- Flag
- Zone: Semien Gondar
- Region: Amhara Region

Area
- • Total: 1,257.79 km^{2} (485.64 sq mi)

Population (2012 est.)
- • Total: 154,924
- • Density: 123.17/km^{2} (319.01/sq mi)

= Mirab Belessa =

Mirab Belessa or West Belessa is one of the woredas in the Amhara Region of Ethiopia. It is named after the former province of Belessa, which lay in the same area.
Part of the Semien Gondar Zone, Mirab Belessa is bordered on the south by Debub Gondar Zone, on the west by Gondar Zuria, on the north by the Wegera, and on the east by Misraq Belessa. Towns in Mirab Belessa include Arbaya.

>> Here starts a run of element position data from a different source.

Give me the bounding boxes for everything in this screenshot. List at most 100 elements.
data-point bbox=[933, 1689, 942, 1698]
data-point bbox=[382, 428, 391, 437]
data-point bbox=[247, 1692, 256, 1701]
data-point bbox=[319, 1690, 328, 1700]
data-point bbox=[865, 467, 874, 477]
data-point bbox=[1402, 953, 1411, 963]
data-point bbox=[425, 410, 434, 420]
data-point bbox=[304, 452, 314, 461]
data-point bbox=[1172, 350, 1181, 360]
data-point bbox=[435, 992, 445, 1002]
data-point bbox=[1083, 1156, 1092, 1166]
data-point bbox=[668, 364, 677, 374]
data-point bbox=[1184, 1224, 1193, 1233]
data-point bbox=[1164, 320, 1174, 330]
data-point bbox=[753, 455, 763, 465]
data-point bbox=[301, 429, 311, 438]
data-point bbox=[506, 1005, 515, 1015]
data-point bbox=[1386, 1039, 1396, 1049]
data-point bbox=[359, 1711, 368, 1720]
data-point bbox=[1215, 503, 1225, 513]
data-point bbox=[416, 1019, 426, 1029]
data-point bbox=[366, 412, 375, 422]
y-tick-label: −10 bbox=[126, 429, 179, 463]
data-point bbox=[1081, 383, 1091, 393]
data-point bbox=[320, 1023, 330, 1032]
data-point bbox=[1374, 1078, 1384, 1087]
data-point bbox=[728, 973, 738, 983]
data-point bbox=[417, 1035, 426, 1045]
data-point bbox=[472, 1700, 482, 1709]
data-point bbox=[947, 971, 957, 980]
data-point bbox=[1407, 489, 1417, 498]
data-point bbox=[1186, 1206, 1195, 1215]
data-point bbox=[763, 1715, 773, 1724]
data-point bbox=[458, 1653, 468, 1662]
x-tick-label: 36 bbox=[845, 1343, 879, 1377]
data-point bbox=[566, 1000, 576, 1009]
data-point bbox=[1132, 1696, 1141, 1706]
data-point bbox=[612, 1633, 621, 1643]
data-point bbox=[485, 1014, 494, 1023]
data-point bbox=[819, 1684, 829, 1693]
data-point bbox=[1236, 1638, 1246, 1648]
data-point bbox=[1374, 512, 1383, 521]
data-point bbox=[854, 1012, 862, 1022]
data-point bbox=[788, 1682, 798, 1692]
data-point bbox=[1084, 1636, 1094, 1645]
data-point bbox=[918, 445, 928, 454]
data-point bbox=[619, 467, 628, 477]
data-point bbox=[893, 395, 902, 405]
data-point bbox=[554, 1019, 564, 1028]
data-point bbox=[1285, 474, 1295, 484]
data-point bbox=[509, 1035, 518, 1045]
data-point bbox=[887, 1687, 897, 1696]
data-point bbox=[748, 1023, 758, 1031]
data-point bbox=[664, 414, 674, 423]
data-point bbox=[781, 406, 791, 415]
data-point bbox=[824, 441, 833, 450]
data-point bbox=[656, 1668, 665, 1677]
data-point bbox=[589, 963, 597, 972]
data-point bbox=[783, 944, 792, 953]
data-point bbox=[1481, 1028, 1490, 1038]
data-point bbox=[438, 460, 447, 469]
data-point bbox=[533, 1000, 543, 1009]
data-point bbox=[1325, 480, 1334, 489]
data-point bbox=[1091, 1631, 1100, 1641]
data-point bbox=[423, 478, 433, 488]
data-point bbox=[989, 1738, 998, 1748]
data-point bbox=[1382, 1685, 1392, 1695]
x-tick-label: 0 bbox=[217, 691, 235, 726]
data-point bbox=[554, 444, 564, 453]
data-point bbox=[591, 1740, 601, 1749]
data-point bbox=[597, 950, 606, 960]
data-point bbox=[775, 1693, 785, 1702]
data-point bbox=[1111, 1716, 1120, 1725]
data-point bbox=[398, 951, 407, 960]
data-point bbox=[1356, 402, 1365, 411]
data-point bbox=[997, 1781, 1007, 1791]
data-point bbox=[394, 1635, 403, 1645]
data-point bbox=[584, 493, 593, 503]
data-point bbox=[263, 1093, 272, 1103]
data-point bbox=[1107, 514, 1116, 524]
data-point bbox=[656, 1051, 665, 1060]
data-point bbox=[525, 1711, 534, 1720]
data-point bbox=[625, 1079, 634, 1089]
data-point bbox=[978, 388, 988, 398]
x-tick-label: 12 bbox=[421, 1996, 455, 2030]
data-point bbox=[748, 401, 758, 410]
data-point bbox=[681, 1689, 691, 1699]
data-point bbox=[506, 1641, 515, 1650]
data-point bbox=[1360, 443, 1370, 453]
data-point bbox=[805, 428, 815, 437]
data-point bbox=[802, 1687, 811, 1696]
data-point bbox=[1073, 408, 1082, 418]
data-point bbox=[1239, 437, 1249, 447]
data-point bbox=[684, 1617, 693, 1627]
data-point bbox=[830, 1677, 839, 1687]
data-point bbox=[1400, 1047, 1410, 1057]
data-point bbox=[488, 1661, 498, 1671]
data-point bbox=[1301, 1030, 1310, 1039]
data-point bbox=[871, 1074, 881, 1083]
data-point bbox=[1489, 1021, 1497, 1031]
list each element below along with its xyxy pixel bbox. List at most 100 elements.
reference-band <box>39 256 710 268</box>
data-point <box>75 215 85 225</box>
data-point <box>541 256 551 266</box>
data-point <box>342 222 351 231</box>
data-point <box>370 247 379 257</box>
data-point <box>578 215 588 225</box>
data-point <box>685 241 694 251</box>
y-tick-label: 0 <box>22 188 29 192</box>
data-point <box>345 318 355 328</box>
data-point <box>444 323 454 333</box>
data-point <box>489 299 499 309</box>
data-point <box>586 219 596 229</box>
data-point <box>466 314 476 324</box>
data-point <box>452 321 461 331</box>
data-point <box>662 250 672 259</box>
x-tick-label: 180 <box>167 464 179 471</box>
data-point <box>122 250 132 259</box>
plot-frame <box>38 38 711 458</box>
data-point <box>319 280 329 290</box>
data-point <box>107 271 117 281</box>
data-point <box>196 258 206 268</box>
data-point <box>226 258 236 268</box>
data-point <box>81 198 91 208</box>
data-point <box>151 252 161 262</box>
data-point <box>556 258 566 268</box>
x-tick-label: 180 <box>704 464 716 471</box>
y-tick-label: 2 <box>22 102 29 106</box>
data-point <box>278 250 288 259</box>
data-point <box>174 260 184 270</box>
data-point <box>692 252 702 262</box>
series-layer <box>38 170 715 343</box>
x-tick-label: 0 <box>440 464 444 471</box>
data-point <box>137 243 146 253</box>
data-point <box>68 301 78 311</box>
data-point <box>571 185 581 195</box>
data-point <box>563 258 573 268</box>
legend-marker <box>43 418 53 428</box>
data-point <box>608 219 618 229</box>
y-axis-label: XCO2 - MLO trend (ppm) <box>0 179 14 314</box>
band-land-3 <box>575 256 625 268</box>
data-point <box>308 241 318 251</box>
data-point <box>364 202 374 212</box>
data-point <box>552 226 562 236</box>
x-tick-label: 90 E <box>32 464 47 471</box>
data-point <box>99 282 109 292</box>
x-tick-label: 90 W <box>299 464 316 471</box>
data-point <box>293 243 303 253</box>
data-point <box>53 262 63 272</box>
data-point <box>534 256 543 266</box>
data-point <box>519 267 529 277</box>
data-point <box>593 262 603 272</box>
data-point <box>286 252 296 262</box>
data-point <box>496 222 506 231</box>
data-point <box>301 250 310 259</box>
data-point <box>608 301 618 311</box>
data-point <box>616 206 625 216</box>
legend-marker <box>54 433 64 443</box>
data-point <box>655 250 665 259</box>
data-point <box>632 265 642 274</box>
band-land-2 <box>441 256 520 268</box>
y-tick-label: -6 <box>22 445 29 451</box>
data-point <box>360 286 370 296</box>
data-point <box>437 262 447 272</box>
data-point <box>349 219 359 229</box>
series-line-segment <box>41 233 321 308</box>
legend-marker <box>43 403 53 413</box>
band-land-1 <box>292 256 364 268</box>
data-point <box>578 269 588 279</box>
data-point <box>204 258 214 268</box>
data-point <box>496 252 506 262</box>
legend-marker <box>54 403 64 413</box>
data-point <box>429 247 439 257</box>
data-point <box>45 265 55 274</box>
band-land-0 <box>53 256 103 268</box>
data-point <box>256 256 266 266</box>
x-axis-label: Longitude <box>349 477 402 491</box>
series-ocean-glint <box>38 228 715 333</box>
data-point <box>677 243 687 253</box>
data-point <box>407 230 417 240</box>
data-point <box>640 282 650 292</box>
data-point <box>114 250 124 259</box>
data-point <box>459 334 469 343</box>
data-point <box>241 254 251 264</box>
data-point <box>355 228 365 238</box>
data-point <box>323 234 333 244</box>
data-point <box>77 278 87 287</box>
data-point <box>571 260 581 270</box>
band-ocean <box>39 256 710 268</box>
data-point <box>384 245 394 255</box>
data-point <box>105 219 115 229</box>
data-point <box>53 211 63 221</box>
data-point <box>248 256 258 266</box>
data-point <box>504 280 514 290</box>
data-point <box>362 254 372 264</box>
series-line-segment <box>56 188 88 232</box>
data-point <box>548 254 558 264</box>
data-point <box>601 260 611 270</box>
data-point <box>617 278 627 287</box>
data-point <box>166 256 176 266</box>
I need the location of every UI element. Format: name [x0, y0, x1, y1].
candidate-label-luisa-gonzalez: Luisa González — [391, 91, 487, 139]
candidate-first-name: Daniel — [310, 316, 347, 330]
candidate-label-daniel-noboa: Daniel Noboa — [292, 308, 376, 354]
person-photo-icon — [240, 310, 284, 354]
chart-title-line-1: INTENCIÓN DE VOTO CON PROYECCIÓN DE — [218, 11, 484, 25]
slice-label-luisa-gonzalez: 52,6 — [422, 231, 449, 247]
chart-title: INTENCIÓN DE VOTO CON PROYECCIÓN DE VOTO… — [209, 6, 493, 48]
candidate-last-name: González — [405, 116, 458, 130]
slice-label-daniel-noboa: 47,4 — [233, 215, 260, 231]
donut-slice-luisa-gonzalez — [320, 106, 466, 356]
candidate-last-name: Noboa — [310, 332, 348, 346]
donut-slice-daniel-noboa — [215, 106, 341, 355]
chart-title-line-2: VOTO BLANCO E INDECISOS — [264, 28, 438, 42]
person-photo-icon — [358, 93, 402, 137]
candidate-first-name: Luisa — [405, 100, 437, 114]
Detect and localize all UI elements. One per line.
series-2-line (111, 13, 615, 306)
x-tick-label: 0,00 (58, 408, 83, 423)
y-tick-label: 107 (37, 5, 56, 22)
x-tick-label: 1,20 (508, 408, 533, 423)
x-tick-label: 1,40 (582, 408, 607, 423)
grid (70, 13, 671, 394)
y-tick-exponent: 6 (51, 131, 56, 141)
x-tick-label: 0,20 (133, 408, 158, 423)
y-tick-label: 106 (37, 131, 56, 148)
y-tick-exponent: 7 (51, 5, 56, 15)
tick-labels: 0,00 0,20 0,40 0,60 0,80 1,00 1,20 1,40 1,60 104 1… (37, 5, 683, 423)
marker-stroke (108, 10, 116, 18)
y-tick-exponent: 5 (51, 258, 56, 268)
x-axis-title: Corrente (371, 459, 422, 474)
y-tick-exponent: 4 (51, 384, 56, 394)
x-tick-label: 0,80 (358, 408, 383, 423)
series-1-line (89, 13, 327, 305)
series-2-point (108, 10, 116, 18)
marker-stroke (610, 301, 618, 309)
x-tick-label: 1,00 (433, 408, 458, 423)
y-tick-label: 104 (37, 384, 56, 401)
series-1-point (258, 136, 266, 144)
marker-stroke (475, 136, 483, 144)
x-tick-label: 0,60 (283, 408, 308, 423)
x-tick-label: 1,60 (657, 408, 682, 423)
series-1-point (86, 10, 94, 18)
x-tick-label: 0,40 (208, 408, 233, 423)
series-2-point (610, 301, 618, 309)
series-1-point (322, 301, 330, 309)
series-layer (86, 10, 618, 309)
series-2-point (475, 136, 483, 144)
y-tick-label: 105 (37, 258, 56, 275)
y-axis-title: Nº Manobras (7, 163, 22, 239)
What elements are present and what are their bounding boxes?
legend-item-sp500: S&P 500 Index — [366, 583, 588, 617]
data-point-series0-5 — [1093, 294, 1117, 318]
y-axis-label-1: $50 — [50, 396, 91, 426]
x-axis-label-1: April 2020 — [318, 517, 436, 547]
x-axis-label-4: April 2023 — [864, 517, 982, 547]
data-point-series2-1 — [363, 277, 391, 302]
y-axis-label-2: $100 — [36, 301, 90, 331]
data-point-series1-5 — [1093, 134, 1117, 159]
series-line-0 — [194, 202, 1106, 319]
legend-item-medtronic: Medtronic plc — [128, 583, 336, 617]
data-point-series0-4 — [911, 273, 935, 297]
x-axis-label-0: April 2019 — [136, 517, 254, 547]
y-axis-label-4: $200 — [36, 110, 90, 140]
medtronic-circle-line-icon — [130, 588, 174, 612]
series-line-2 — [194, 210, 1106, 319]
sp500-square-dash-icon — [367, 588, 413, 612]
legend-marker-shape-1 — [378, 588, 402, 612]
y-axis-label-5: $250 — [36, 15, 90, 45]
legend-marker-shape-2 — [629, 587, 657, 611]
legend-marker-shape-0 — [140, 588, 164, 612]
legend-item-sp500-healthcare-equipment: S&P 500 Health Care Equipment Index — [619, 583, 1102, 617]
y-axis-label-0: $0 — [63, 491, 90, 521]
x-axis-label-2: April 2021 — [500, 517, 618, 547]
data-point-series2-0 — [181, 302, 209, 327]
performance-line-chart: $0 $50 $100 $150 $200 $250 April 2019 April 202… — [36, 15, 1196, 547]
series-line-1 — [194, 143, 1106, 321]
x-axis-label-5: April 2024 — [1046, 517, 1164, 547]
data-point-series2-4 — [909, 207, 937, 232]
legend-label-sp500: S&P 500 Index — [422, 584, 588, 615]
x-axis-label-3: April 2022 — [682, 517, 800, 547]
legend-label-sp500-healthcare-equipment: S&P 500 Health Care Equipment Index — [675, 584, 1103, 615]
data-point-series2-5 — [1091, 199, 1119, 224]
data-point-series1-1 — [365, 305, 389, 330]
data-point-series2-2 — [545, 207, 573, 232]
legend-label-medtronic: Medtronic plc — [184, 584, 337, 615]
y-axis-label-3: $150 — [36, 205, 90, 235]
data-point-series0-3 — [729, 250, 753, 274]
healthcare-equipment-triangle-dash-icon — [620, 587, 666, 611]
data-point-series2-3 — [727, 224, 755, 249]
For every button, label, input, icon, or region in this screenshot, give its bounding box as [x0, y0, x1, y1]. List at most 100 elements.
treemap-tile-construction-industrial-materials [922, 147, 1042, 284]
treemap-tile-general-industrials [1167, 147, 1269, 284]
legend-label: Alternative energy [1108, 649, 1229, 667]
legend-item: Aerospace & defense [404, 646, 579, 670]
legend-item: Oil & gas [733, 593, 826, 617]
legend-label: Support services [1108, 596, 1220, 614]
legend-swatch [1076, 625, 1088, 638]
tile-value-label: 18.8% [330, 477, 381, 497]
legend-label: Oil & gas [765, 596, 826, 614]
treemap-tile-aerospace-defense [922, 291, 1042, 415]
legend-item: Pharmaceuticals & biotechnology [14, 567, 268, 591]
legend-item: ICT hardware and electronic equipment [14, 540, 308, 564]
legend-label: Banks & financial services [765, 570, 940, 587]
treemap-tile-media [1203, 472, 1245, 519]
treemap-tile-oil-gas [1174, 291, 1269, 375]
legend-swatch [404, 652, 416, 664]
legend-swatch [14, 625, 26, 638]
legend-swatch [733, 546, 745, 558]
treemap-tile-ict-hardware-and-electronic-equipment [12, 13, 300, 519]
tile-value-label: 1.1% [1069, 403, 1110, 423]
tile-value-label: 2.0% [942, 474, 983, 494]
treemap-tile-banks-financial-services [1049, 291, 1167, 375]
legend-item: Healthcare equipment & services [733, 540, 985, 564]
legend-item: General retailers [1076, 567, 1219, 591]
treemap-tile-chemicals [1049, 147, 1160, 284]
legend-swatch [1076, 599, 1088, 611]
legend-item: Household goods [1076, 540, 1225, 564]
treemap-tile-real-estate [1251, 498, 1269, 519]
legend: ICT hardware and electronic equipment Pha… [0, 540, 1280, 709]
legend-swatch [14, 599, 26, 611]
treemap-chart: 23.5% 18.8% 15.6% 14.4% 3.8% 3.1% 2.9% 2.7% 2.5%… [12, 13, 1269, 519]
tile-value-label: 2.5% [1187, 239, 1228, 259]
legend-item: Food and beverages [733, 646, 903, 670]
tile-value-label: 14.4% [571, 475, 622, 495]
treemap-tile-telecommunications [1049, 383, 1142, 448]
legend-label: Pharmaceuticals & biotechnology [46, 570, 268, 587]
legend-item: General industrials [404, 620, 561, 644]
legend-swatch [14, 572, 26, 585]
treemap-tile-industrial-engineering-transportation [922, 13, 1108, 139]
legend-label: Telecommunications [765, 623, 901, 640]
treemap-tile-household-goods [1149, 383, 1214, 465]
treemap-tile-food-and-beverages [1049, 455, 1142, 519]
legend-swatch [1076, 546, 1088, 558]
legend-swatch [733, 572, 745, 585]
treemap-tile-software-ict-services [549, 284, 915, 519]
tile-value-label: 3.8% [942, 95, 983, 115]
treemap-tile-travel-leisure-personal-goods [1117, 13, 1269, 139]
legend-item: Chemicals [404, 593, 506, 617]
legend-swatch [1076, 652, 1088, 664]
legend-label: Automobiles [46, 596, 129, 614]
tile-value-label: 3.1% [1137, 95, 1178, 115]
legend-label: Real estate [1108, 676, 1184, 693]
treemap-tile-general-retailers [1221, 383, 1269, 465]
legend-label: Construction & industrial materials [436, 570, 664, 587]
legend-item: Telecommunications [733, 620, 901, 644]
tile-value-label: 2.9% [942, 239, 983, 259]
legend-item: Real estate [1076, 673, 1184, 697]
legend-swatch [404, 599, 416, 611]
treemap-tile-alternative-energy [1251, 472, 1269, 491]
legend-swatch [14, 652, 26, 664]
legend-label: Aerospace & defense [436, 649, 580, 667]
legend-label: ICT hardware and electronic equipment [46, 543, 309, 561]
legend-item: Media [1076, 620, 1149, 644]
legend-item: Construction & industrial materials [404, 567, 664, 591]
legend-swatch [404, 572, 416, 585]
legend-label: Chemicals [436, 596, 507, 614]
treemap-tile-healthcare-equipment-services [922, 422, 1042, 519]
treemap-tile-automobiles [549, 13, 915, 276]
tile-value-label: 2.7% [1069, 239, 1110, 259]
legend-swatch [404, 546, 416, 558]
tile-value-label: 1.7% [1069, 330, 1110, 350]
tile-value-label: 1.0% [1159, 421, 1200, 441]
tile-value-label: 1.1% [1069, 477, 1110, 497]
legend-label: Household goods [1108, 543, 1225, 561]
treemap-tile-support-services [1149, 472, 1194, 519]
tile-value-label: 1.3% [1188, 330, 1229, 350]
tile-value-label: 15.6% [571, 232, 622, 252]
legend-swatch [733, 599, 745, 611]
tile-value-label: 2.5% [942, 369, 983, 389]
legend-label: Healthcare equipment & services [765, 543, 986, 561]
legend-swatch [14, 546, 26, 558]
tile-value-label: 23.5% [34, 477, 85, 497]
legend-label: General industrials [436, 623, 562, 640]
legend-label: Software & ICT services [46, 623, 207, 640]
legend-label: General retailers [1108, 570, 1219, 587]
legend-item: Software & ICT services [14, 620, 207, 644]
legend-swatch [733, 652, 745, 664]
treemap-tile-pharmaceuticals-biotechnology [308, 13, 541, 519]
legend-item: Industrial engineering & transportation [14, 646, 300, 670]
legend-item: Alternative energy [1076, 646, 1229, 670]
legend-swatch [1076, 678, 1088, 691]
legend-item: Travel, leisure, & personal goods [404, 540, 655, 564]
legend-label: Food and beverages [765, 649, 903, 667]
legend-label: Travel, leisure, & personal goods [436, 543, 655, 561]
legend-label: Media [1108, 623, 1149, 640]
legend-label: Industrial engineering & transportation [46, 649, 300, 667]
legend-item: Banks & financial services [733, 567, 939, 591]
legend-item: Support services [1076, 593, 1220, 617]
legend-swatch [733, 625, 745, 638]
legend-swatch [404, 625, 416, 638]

Mirab Belessa was part of former Belessa woreda.

==Demographics==
A 2012 estimate puts the population at 154,924. This gives a population density of 123.17 people per square kilometer (319.01 people per square mile), given its area of 1257.79 square kilometers (485.64 square miles), significantly higher than the North Gondar Zone average of 70.19 people per square kilometer (181.80 people per square mile).

Based on the 2007 national census conducted by the Central Statistical Agency of Ethiopia (CSA), this woreda has a total population of 142,791, of whom 72,829 are men and 69,962 women; 7,666 or 5.4% are urban inhabitants.

The majority of the inhabitants practiced Ethiopian Orthodox Christianity, with 97% reporting that as their religion, while 2.9% of the population said they were Muslim.